It was a surprise, although a pleasant one no doubt, to get some tapes from Notice Recordings a week or so ago. The Ben Owen one “Birds and Water, 1” being the most immediately exciting. I’ve made my way through a few times now and have to say, it’s rather a lovely little thing. (it has actually refused to leave my cassette deck, so the others are waiting patiently)
Side A struck me as both patient and insistent, at times loud and full, at other times quiet and full. There’s a fuzzines to the whole side, like every part of this is covered in a film, sometimes heavier sometimes lighter. That fuzziness lends a nice cohesion across the 45 or so minutes. Not to say it feels fractured though, even with some pretty drastic shifts in tone and volume. All 45 minutes feel very deliberate, each shift placed just so, each section ending just when, etc.
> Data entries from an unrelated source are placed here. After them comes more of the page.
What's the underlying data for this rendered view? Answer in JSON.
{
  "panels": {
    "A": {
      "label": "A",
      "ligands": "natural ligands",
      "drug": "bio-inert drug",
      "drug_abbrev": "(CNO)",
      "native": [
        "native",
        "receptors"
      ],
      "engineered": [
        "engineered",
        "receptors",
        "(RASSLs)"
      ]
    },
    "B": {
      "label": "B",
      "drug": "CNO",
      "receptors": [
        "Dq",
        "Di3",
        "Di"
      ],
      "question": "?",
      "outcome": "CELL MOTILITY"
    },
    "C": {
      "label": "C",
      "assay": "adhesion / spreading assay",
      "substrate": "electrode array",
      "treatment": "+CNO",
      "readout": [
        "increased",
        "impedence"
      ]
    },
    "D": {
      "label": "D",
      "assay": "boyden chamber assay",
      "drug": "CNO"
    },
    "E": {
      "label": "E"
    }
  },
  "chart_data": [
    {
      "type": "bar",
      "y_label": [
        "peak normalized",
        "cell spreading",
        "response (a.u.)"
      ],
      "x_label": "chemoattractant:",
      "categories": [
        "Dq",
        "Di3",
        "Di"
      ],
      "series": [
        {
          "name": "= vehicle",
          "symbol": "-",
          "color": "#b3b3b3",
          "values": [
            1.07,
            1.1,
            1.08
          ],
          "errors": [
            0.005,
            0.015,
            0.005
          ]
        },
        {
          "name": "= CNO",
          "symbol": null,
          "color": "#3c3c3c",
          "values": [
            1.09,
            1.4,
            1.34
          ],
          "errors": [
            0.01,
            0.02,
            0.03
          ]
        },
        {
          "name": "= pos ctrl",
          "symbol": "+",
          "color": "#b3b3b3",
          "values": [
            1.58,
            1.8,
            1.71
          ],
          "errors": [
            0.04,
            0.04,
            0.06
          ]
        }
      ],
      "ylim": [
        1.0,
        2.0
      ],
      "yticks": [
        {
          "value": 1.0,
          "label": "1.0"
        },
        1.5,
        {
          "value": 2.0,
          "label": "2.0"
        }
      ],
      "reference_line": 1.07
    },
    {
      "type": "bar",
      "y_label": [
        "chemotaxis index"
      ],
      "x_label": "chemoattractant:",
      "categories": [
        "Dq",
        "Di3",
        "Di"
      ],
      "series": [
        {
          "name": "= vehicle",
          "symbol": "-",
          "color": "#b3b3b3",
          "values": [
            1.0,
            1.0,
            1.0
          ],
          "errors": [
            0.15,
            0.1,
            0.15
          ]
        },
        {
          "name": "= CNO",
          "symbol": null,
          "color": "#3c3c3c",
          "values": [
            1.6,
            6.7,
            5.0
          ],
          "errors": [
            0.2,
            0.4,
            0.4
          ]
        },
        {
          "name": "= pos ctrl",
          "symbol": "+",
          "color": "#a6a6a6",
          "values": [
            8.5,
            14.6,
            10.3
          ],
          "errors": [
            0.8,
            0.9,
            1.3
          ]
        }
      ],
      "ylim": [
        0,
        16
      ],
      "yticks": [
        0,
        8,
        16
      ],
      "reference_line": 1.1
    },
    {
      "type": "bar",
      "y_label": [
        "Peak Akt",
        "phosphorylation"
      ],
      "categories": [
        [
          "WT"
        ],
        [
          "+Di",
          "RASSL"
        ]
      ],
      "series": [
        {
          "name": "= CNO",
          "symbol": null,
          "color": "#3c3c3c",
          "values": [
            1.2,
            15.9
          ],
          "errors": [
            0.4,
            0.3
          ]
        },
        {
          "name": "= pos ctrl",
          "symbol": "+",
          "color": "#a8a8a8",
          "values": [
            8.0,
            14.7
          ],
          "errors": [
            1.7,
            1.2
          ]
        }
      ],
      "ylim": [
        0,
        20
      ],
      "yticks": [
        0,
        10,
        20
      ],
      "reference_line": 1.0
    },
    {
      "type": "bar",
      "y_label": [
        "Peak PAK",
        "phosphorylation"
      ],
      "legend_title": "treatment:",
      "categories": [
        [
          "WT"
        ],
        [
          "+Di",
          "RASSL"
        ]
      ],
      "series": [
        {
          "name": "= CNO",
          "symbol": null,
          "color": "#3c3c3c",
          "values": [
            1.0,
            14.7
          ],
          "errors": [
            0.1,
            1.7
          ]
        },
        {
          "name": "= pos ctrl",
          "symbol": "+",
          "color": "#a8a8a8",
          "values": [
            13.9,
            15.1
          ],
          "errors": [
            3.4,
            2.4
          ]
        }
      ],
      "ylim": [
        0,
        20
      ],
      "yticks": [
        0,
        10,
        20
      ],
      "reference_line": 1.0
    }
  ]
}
It’s hard to put a finger on just why exactly I like this so much. But I do like it so much. In some ways there’s a pleasing simplicity to the proceedings. While there is assuredly a lot happening, soft crunch and hum and whine in various forms throughout, I don’t get the sense of an impetus beyond a sheer enjoyment in making these sounds all sit together in such a beautiful way. It’s the quiet stretches and more precisely the shifts into them that are my favorite. The volume drops and slowly out of near silence more and more detail emerges each time, but muted. At a normal volume it’s still audible, but it takes attention to realize how rich it is, how much is still happening. There’s a Pisaro-esqueness to this, which is I guess a predictable comparison from me. But still, a complexity hiding behind an apparent simplicity that lends itself to both a simple enjoyment, something I don’t often find in this world of music, and rewards for more close listening.
Side B is a different beast. On a first listen I found it rough going, especially after the previous side. Not bad, just flat, insistent, steady. Pleasing in a way, but less effective. It turns out the trick is to play it loudly. In some ways it ended up feeling as varied as the first side after a couple more listens, but the variations are subtle, shifting things. From a base of sound that lasts the 45 minutes you start to hear these warbles and shifts, chiming tones, occasionaly these queasy little bends, and small but at louder volumes incredibly affecting gaps in one channel or the other. And the final moment, that ringing, yawning silence left over and the click of my cassette deck felt like it brought the tape full circle. Normal sounds feeling muted much like the quieter sections of Side A.
It’s a very patient and rewarding 90 minutes. Testament to Owen’s skill at making sure each shift, each warble, each change demonstrate its necessity. I’m very fond of it.
Oh, also, the artwork (see above) is really lovely.